GLENWOOD SPRINGS — Today is the first day for people who lack health insurance, or whose health insurance is not meeting their needs, to sign up for President Barack Obama’s signature health care reform program, the Patient Protection and Affordable Care Act (ACA) — otherwise known as Obamacare.
Between now and March 23, 2014 — the last day that people can sign up on the ACA’s Health Insurance Marketplace for 2014 — the Obama administration is hoping that most of those without health insurance will register and get insurance from those companies that have signed up to participate. For subsequent years, the “open enrollment” periods will be a few months at the end of each year.
According to a statement on the website, obamacarefacts.com, there are an estimated 44 million Americans who have been unable to obtain health insurance on their own or though their jobs, and the principal target of the program is those individuals and businesses.
By buying insurance through the ACA, any individual earning up to 400 percent of the federal poverty level, or up to approximately $46,000 for individuals and up to $95,000 for a family of four, can apply for subsidized insurance through their state government’s marketplace, the obamacarefacts.com website reports. The marketplace in Colorado is called Connect for Health Colorado (C4H).
But Jan 1, 2014, also is the date that Medicaid eligibility is to be expanded to include an estimated 160,000 Coloradans, which has an effect on one’s eligibility for the ACA-related subsidies or discounts.
According to the connectforhealthco.com website, eligibility for Colorado Medicaid in 2014 will be open to those earning up to 133 percent of the federal poverty level, which for 2013 is expected to mean about $15,000 a year for an individual, or approximately $30,000 a year for a family of four. Those who fall under these guidelines will not be eligible for the ACA-related tax credits.
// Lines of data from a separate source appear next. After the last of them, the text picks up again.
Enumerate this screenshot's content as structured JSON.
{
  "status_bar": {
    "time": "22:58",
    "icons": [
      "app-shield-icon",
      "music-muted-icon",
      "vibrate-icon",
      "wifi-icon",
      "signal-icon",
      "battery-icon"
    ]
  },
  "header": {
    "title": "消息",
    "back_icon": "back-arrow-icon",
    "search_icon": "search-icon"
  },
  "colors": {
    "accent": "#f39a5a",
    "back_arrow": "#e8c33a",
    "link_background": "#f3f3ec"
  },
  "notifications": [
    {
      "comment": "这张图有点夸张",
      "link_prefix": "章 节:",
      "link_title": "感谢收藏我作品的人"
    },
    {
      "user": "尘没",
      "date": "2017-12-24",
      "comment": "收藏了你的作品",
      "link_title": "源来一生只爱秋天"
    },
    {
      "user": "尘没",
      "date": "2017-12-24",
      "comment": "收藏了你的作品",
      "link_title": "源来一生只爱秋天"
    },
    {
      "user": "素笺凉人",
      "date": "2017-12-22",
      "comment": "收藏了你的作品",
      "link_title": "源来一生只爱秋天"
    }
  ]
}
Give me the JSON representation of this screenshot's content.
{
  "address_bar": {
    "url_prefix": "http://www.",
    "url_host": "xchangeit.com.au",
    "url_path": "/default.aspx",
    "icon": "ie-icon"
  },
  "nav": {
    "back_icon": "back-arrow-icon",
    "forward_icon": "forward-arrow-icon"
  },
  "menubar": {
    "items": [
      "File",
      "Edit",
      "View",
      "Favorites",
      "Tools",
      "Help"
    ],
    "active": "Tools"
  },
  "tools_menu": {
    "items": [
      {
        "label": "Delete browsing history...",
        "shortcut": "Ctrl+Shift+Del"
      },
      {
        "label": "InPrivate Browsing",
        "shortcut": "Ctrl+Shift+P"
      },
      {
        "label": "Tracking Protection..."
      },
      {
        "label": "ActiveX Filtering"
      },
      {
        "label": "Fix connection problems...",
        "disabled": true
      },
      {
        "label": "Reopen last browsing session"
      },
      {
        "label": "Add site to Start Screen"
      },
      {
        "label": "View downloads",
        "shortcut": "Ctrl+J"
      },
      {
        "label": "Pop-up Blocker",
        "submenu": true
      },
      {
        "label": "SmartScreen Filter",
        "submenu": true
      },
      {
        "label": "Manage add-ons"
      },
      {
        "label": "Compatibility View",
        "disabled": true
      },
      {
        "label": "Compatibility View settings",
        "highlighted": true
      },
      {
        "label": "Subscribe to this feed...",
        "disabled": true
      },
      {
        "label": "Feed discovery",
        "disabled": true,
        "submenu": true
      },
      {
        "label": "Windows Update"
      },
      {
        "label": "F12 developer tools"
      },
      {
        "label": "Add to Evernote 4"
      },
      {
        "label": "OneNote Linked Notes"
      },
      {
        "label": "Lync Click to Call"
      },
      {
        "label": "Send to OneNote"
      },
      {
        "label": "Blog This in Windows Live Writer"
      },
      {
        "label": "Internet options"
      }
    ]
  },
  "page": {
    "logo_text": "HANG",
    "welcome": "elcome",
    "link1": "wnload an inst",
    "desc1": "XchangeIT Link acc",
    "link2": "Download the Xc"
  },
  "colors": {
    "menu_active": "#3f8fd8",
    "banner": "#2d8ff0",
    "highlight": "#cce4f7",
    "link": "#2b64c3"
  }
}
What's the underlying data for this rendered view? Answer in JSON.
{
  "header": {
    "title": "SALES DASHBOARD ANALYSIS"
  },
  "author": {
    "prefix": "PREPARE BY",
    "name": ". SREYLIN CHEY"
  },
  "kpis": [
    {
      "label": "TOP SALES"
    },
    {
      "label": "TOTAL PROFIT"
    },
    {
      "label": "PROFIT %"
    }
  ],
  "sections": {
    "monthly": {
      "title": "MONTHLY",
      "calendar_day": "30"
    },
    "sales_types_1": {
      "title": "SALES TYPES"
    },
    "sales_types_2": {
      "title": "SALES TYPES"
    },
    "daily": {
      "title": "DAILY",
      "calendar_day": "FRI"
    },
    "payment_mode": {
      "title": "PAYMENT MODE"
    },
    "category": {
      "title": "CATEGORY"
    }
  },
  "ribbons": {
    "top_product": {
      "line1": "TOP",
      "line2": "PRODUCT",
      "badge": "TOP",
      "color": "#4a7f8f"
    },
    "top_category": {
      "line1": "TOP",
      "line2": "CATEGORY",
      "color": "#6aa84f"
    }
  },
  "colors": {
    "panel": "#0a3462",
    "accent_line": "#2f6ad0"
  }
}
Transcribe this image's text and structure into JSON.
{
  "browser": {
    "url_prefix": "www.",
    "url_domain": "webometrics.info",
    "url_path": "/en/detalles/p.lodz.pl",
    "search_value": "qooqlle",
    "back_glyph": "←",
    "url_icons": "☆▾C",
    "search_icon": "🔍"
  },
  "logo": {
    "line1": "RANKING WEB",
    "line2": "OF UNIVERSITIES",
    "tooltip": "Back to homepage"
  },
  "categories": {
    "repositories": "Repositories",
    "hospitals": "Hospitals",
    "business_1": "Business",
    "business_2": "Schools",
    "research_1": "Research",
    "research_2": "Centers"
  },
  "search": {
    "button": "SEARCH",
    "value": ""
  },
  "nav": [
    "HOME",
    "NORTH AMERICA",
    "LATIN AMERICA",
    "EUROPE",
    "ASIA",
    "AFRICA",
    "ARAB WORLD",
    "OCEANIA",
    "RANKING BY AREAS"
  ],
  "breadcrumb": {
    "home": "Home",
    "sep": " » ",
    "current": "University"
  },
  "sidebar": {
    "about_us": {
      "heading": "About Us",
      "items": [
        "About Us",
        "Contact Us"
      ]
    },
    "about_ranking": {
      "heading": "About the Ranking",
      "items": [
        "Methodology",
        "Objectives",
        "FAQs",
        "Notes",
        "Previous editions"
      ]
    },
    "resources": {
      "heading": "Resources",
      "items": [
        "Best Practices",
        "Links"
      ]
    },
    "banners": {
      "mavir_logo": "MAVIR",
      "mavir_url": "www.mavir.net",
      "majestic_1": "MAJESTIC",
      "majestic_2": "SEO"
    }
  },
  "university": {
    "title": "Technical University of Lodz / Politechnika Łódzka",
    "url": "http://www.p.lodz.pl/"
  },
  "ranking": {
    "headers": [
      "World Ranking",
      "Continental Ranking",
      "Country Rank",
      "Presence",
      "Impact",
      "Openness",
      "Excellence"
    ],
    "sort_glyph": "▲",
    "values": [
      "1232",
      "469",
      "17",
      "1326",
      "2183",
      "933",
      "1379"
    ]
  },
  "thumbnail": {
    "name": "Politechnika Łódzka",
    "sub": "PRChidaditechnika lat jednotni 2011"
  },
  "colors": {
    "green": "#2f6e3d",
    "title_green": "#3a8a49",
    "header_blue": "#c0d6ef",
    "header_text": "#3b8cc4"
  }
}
In Colorado, however, according to the C4H website, approximately 800,000 Coloradans are uninsured, while an unknown number of small businesses do not offer health insurance as a benefit for employees, which should translate into plenty of users of the ACA-related marketplace starting today.
The connectforhealthco.com website offers a variety of routes for individuals, families and businesses to shop for health insurance, get discounts and subsidies and learn a considerable number of details about the history of the ACA and its goals. The website estimates that roughly 500,000 Coloradans will be eligible for assistance, and states that in July the C4H received a $116 million awarded from the federal Department of Health and Human Services, to help get the Colorado marketplace up and running.
The site contains links to videos about the health-care stories of Coloradans, ways to have speakers from C4H to address local organizations and groups, and “county snapshots” that details how the system works at the county level — including Garfield County.
And those lacking an Internet connection can call 1-855-PLANS-4-YOU (855-752-6749) to speak with a customer representative.
For policies purchased by Dec. 15, coverage can begin as soon as Jan. 1, 2014, and those who receive tax credits will be able to claim those credits when they file their income tax returns in 2015. According to the website, the U.S. Internal Revenue Service will determine the actual value of the tax credit, and then either apply it to a refund or lower tax liability for the applicant.
The C4H home page contains “hot topics” links to introduce visitors to the program (Get Ready To Shop) and direct employers to specific contact information for help in negotiating the website (Employer Notice).
A button labeled “County Snapshots” provides shoppers information about insurance carriers, premium prices (before tax credits) and other items, including for Garfield County.
The Garfield County “snapshot,” viewed on Sept. 30, promised that, as of Oct. 1, the page would contain contact information about where to get help locally, although that information was not displayed on Sept. 30.
The “snapshot” indicated that there are four carriers offering individual and family plans for Garfield County residents — Access Health Colorado, Anthem Blue Cross and Blue Shield, Colorado HealthOP, and Rocky Mountain Health Plans.
The Garfield County page displays a chart of examples of premiums for individuals, for a 27-year-old and a 40-year-old, and a chart laying out examples of premiums under the small-group plans, which typically are designed for businesses. The small-group premiums, according to the chart, also gives details only for people who are either 27 or 40 years old.
The Garfield County page for small-group plans also contained no information about local contacts for assistance on Sept. 30, but promised that information concerning “more than 1,000 licensed health insurance agents and brokers” will be posted on the website on Oct. 1.
In addition, small employers can seek assistance from the Colorado Small Business Development Center Network, Eagle County Health & Human Services, and Mountain Family Health Centers, the website stated on Sept. 30.